- Fed chief discusses the ‘new normal’ that’s holding rates down
- U.S. central bank scales back pace of projected rate rises
Federal Reserve Chair Janet Yellen seems to be coming around to what her one-time rival, Lawrence Summers, has been arguing for a while: Some of the forces holding down interest rates may be long-lasting and secular.
That’s reflected in a marked downgrade in rate projections released by policy makers after their meeting on Wednesday. Six of 17 now only see one rise this year, after the central bank lifted rates effectively from zero in December.
Officials also slowed the pace of expected moves in both 2017 and 2018: They now only foresee three increases in each of those years, down from the four they expected in March, according to their latest median forecast.
Yellen in the past has ascribed the low level of rates mainly to lingering headwinds from the financial crisis -- tight mortgage credit, for instance -- and suggested that they would dissipate over time.
On Wednesday, though, she also pointed to more permanent forces that could depress rates for longer, namely, slow productivity growth and aging societies, in the U.S. and throughout much of the world.
In a press conference after the Fed held policy steady, Yellen spoke of a sense that rates may be depressed by ”factors that are not going to be rapidly disappearing, but will be part of the new normal.”
Summers, who was in the running to get the Fed job before losing out to Yellen in 2013, has been contending for several years that the U.S. and other industrial countries are mired in “secular stagnation” of scant economic growth.
A key component of his argument: An excess supply of savings and a paucity of demand is depressing equilibrium interest rates in the advanced world, making it difficult for central banks to ease credit enough to lift growth and inflation.
The equilibrium, or neutral rate, is the one that balances the supply of and demand for savings in an economy. If a central bank wants to spur growth it has to cut rates below that level.
Michael Feroli, chief U.S. economist at JPMorgan Chase & Co. in New York, said Yellen seemed to be signing on to Summers’ argument when it comes to rates but not to growth.
“I think she’s embraced the new neutral, new normal -- whatever you want to call it -- as it relates to the funds rate, but perhaps not to growth,” he said, noting that the Fed’s long-run economic forecasts for 2 percent growth were untouched.
“It’s not quite as pessimistic as Summers, but they’re definitely conceding a little that lower productivity could be here for a while,” said Feroli, who lowered his forecast for Fed hikes this year to one from two following the press conference.
In a blog posting Tuesday, former Treasury Secretary Summers likened the Fed’s actions in recent month to “Groundhog Day.” It keeps poking its head up hoping to raise interest rates only to back away in the end.
Summers, now a professor at Harvard University, has argued in the past that the Fed should not raise rates until its see the “whites” of the eyes of inflation.
At least one Fed policy makers seems to be listening, based on the so-called dot plot of Fed officials’ rate forecasts released today. The official sees the Fed holding rates steady in 2017 and 2018 after raising them once this year.

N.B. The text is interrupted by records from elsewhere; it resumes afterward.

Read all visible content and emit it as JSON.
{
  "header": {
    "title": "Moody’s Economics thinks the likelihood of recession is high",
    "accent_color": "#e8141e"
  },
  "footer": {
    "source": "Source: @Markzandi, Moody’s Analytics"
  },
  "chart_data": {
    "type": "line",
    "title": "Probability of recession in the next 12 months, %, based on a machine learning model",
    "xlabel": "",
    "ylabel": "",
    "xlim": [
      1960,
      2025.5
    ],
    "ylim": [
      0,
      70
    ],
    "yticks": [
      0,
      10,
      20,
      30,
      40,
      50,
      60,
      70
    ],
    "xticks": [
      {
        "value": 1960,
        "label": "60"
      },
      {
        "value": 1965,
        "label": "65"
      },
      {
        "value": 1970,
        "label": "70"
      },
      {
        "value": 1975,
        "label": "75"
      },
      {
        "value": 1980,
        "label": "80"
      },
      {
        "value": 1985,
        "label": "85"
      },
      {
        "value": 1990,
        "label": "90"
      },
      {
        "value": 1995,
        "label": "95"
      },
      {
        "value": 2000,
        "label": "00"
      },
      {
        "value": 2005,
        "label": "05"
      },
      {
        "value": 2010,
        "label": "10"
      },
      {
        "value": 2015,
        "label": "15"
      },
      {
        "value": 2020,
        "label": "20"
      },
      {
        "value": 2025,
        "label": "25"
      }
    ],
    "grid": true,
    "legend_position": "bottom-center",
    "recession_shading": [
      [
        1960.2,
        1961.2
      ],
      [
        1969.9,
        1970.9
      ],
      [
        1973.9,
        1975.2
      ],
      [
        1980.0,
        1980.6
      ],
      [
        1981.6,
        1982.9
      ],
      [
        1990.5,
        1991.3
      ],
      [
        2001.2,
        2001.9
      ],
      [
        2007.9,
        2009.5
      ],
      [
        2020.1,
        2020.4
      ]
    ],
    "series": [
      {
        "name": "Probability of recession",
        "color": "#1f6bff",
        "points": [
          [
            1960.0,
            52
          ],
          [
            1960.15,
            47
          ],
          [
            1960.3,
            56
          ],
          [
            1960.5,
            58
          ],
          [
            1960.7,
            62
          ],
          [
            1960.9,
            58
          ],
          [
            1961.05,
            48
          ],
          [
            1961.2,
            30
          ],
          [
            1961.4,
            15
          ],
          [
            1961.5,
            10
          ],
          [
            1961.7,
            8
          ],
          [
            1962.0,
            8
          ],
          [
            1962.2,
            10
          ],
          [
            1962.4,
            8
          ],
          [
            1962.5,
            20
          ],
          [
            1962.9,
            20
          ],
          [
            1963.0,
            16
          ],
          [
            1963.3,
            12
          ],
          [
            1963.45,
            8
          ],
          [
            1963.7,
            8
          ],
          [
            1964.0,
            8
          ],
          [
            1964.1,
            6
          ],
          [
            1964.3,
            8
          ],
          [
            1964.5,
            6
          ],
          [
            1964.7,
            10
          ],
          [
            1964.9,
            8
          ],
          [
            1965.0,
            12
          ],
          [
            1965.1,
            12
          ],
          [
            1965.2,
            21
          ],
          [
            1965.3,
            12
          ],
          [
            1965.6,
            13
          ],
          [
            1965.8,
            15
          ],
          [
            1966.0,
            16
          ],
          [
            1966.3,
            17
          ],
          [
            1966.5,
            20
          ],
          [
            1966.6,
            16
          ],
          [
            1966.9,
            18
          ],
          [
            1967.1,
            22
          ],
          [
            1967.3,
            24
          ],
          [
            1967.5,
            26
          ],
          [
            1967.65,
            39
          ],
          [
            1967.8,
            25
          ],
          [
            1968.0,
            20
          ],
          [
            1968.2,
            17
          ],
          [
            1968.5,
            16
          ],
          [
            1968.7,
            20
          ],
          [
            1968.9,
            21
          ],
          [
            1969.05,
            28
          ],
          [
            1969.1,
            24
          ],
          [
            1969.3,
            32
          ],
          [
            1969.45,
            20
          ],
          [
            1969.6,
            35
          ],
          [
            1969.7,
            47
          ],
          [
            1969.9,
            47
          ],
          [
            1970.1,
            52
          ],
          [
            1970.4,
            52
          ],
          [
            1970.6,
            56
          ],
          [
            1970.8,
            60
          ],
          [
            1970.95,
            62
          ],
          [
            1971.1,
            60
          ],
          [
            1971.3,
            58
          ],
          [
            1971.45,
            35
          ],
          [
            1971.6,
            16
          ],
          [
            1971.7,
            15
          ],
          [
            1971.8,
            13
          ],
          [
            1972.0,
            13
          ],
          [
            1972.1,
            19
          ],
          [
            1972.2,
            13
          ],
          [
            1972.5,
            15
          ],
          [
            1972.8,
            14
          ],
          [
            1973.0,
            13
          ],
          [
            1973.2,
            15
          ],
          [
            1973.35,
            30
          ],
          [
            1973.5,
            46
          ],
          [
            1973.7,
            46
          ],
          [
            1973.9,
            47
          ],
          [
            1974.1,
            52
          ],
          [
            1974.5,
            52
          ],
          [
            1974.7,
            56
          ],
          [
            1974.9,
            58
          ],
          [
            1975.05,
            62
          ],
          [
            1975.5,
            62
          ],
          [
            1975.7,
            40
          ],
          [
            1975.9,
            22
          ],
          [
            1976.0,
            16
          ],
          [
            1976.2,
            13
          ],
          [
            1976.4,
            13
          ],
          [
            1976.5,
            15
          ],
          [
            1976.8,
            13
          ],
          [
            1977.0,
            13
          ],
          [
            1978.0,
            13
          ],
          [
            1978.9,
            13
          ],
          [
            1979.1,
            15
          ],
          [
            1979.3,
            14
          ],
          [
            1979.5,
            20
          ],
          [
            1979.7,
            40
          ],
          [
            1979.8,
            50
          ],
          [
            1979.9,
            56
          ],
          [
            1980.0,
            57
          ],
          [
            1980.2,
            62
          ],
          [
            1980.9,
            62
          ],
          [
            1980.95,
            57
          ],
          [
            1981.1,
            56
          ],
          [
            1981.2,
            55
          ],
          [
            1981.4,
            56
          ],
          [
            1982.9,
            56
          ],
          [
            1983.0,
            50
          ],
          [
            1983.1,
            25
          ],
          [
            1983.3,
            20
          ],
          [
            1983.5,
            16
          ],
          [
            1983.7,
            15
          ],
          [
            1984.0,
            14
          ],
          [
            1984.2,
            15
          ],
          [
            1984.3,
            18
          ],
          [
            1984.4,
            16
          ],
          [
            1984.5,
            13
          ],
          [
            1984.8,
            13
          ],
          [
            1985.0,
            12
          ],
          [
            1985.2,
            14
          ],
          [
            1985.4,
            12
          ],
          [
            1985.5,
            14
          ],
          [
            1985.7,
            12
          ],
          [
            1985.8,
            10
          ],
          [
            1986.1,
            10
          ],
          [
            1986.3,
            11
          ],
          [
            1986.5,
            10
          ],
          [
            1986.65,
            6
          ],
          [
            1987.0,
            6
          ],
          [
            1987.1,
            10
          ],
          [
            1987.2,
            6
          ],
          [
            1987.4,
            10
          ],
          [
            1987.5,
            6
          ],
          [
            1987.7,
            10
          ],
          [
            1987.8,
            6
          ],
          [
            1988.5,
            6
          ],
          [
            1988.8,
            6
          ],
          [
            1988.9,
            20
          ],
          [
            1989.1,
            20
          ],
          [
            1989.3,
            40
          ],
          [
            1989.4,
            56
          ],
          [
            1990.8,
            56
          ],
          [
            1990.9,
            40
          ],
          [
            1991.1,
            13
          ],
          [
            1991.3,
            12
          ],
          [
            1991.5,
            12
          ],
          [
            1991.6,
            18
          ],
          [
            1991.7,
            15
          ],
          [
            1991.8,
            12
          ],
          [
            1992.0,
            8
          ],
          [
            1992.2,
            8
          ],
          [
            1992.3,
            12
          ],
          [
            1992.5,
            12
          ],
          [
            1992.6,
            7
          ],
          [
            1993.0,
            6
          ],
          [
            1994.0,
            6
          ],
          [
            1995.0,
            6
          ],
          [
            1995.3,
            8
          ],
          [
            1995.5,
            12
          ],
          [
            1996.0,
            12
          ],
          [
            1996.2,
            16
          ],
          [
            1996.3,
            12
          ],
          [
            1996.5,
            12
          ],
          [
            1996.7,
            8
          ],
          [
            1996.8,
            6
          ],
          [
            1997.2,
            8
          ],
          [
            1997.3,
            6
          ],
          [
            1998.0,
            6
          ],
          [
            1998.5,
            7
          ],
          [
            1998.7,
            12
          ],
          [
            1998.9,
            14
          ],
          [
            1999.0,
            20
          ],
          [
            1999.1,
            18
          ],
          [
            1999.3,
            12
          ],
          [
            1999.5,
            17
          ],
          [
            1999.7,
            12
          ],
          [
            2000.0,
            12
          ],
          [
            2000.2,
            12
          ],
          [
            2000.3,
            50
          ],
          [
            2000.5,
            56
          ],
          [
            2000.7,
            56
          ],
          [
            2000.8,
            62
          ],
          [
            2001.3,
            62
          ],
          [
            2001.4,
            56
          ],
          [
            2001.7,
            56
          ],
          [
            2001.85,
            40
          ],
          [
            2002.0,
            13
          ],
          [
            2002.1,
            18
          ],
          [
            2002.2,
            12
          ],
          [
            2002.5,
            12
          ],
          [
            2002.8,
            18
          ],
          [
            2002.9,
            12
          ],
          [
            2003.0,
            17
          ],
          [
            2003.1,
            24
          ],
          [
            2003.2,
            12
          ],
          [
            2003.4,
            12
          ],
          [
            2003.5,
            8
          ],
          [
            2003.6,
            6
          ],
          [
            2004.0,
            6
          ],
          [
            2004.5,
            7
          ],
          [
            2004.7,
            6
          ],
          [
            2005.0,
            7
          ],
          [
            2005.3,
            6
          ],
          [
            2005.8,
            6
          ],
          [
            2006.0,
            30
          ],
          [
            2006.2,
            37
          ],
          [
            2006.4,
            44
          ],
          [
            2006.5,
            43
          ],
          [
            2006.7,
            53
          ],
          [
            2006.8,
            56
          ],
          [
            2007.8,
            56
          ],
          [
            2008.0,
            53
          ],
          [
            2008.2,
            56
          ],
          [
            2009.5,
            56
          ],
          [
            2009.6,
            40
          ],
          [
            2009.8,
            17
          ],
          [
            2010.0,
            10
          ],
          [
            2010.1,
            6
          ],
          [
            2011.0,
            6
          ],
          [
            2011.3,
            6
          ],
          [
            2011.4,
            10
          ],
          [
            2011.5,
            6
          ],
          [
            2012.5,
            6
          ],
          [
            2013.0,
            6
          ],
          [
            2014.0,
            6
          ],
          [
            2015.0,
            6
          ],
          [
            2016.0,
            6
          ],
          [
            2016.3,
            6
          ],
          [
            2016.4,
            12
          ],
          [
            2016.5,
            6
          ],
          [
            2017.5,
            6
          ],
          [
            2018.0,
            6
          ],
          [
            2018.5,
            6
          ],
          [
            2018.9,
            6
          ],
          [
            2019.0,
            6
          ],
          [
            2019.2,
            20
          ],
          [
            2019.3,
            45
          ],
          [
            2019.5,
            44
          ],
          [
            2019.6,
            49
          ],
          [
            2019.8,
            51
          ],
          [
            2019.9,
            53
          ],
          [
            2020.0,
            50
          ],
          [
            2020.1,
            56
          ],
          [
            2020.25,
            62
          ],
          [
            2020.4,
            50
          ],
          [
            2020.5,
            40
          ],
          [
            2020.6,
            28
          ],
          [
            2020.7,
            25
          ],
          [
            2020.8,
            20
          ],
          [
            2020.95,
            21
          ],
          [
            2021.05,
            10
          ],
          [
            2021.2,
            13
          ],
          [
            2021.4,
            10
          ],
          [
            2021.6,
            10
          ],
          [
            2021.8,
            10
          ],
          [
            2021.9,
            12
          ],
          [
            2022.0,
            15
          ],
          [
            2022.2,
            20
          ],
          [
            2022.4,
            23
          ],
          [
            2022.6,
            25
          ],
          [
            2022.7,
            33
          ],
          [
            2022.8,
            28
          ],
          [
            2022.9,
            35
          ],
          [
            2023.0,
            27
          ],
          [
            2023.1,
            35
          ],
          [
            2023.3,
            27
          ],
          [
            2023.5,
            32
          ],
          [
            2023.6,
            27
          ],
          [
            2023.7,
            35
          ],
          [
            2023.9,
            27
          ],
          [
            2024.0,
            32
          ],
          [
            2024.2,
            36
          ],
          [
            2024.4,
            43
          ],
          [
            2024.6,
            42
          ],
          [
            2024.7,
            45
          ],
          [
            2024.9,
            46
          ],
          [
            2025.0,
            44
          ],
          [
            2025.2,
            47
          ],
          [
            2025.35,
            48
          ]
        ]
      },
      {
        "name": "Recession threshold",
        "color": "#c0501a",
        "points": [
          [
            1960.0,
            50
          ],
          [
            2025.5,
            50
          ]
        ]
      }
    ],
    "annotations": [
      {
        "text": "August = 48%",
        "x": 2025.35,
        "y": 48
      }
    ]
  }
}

In contrast, Yellen said many Fed policy makers expect to increase rates in the coming years as the headwinds from the financial crisis dissipate further.
She did though take note of other forces that could keep rates low for years. “There are also more long lasting or persistent factors that may be at work that are holding down the longer-run level of neutral rates,” she said.
Fed officials reduced their estimate of the long-run equilibrium federal funds rate to 3 percent from 3.25 percent in March, according the median forecast released on Wednesday. Yellen suggested though that for now, the neutral rate may be around zero, after taking account of inflation.
“Persistent slow growth despite a very low level of the nominal funds rate and the fact that the crisis was now seven or eight years ago has led the Fed to be more open to the idea of a new normal with lower interest rates,” said Jonathan Wright, an economics professor at Johns Hopkins University in Baltimore.
The debate over the appropriate stance of monetary policy -- and in particular the level of the equilibrium interest rate now and in the future -- is taking place against an international backdrop where rates have turned negative in many countries.
The yield on Germany’s 10-year government bund, Europe’s benchmark security, fell below zero for the first time on record on Tuesday, as investors sought safe-haven assets ahead of next week’s vote by the U.K. on whether to remain in the European Union.
Yellen said the U.K. referendum was a factor in the U.S. central bank’s decision to hold interest rates steady at its meeting Wednesday in Washington.
“It is a decision that could have consequences for economic and financial conditions in global financial markets,” she said. A vote on June 23 by Britons to leave the EU “could have consequences in turn for the U.S. economic outlook,” she said.